Researchers interviewed 30 children, asking them to trace the route they walk to school on a digital map using software created by Maughan.

The maps highlighted food vendors, and the children told researchers which stores they stopped at on the way to and from school and what they bought.

Karen Grundy, research coordinator at the Weight and Eating Disorders Program, said that a larger survey of 600 students showed that 50 percent of children buy food or drink on the way to school, spending an average of $2. The pattern repeats on the way home from school.

The Food Trust will use the data gathered by the University to target the most-frequented vendors for intervention.

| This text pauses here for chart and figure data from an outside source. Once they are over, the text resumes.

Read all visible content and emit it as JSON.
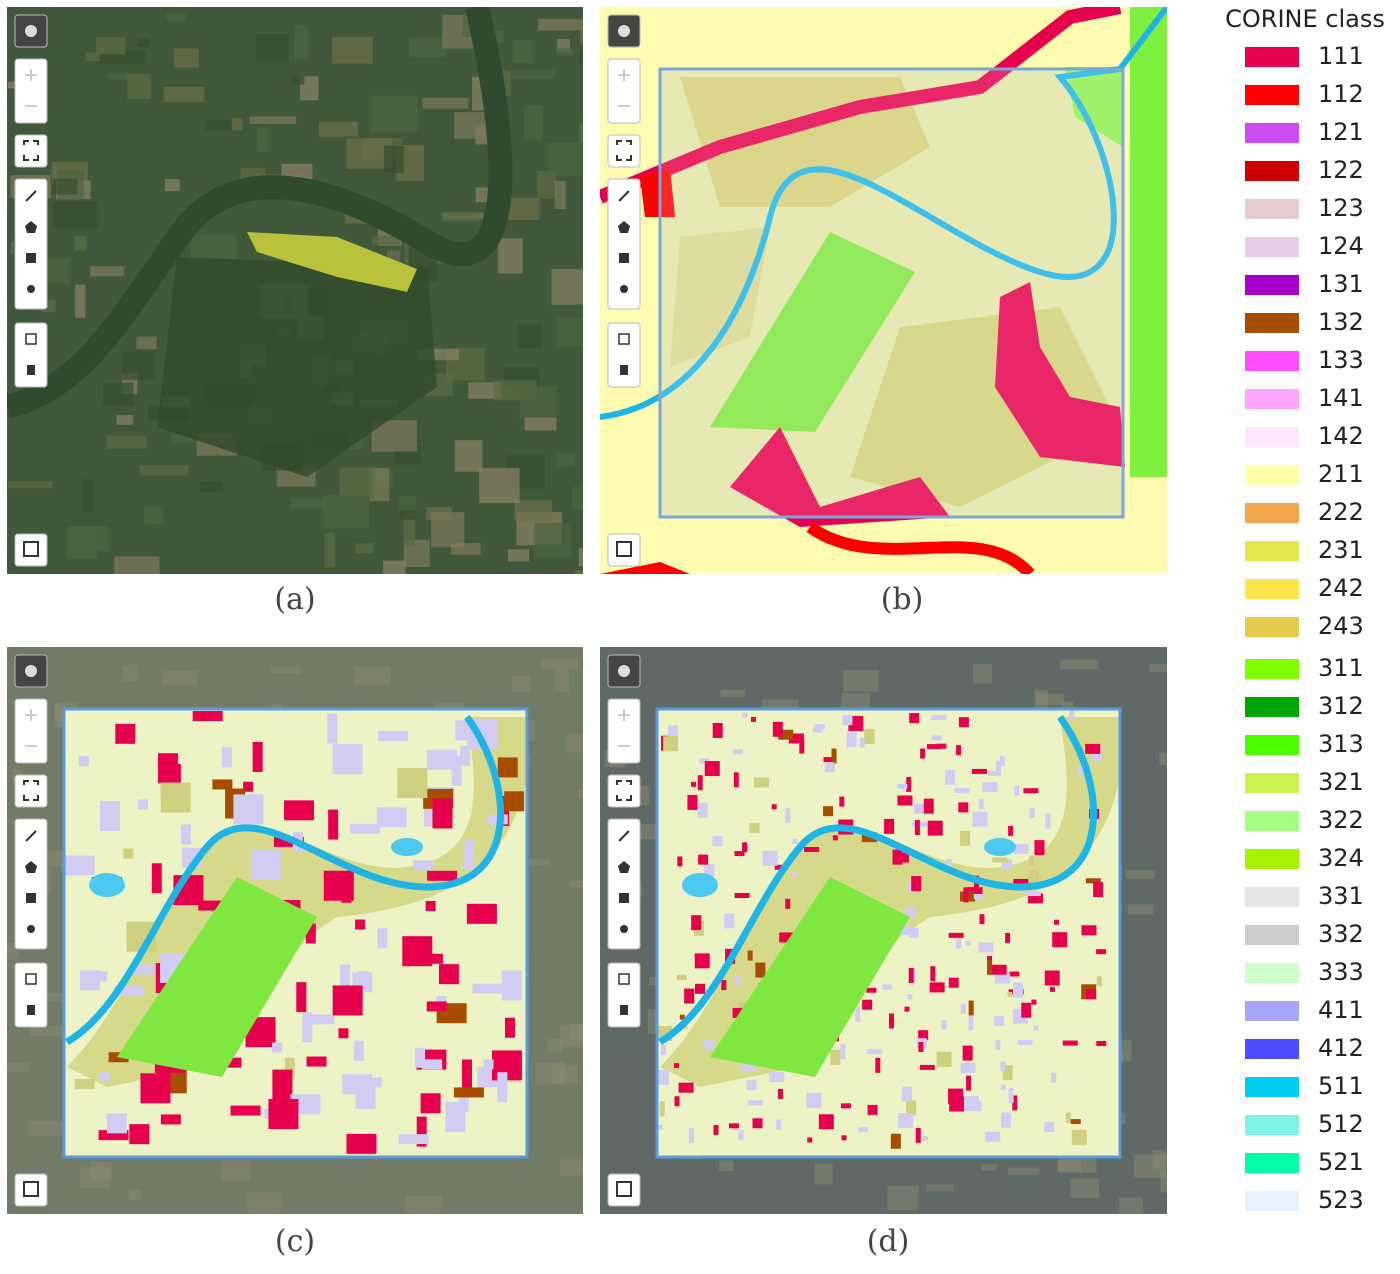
{
  "panels": [
    {
      "caption": "(a)"
    },
    {
      "caption": "(b)"
    },
    {
      "caption": "(c)"
    },
    {
      "caption": "(d)"
    }
  ],
  "legend": {
    "title": "CORINE class",
    "items": [
      {
        "label": "111",
        "color": "#e6004d"
      },
      {
        "label": "112",
        "color": "#ff0000"
      },
      {
        "label": "121",
        "color": "#cc4df2"
      },
      {
        "label": "122",
        "color": "#cc0000"
      },
      {
        "label": "123",
        "color": "#e6cccc"
      },
      {
        "label": "124",
        "color": "#e6cce6"
      },
      {
        "label": "131",
        "color": "#a600cc"
      },
      {
        "label": "132",
        "color": "#a64d00"
      },
      {
        "label": "133",
        "color": "#ff4dff"
      },
      {
        "label": "141",
        "color": "#ffa6ff"
      },
      {
        "label": "142",
        "color": "#ffe6ff"
      },
      {
        "label": "211",
        "color": "#ffffa8"
      },
      {
        "label": "222",
        "color": "#f2a64d"
      },
      {
        "label": "231",
        "color": "#e6e64d"
      },
      {
        "label": "242",
        "color": "#ffe64d"
      },
      {
        "label": "243",
        "color": "#e6cc4d"
      },
      {
        "label": "311",
        "color": "#80ff00"
      },
      {
        "label": "312",
        "color": "#00a600"
      },
      {
        "label": "313",
        "color": "#4dff00"
      },
      {
        "label": "321",
        "color": "#ccf24d"
      },
      {
        "label": "322",
        "color": "#a6ff80"
      },
      {
        "label": "324",
        "color": "#a6f200"
      },
      {
        "label": "331",
        "color": "#e6e6e6"
      },
      {
        "label": "332",
        "color": "#cccccc"
      },
      {
        "label": "333",
        "color": "#ccffcc"
      },
      {
        "label": "411",
        "color": "#a6a6ff"
      },
      {
        "label": "412",
        "color": "#4d4dff"
      },
      {
        "label": "511",
        "color": "#00ccf2"
      },
      {
        "label": "512",
        "color": "#80f2e6"
      },
      {
        "label": "521",
        "color": "#00ffa6"
      },
      {
        "label": "523",
        "color": "#e6f2ff"
      }
    ]
  }
}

Workers with the Food Trust's Corner Store Campaign ? a project receiving funding from the Robert Wood Johnson Foundation ? have been approaching corner-store owners, asking them to create displays of healthy food at the front of their stores to attract kids.

Before this campaign, programs to combat childhood obesity focused on school-based intervention programs only.

Hannah Burton, a senior associate at the Food Trust, noted that training teachers to educate their students about proper nutrition is a somewhat futile pursuit when there are stores stocked with candy and chips just across the street.

"It was really undermining their efforts," Burton said.

Currently, the CML is analyzing data collected this spring.

The CML is expecting a grant from the National Institutes for Health to conduct a similar study regarding children and shootings.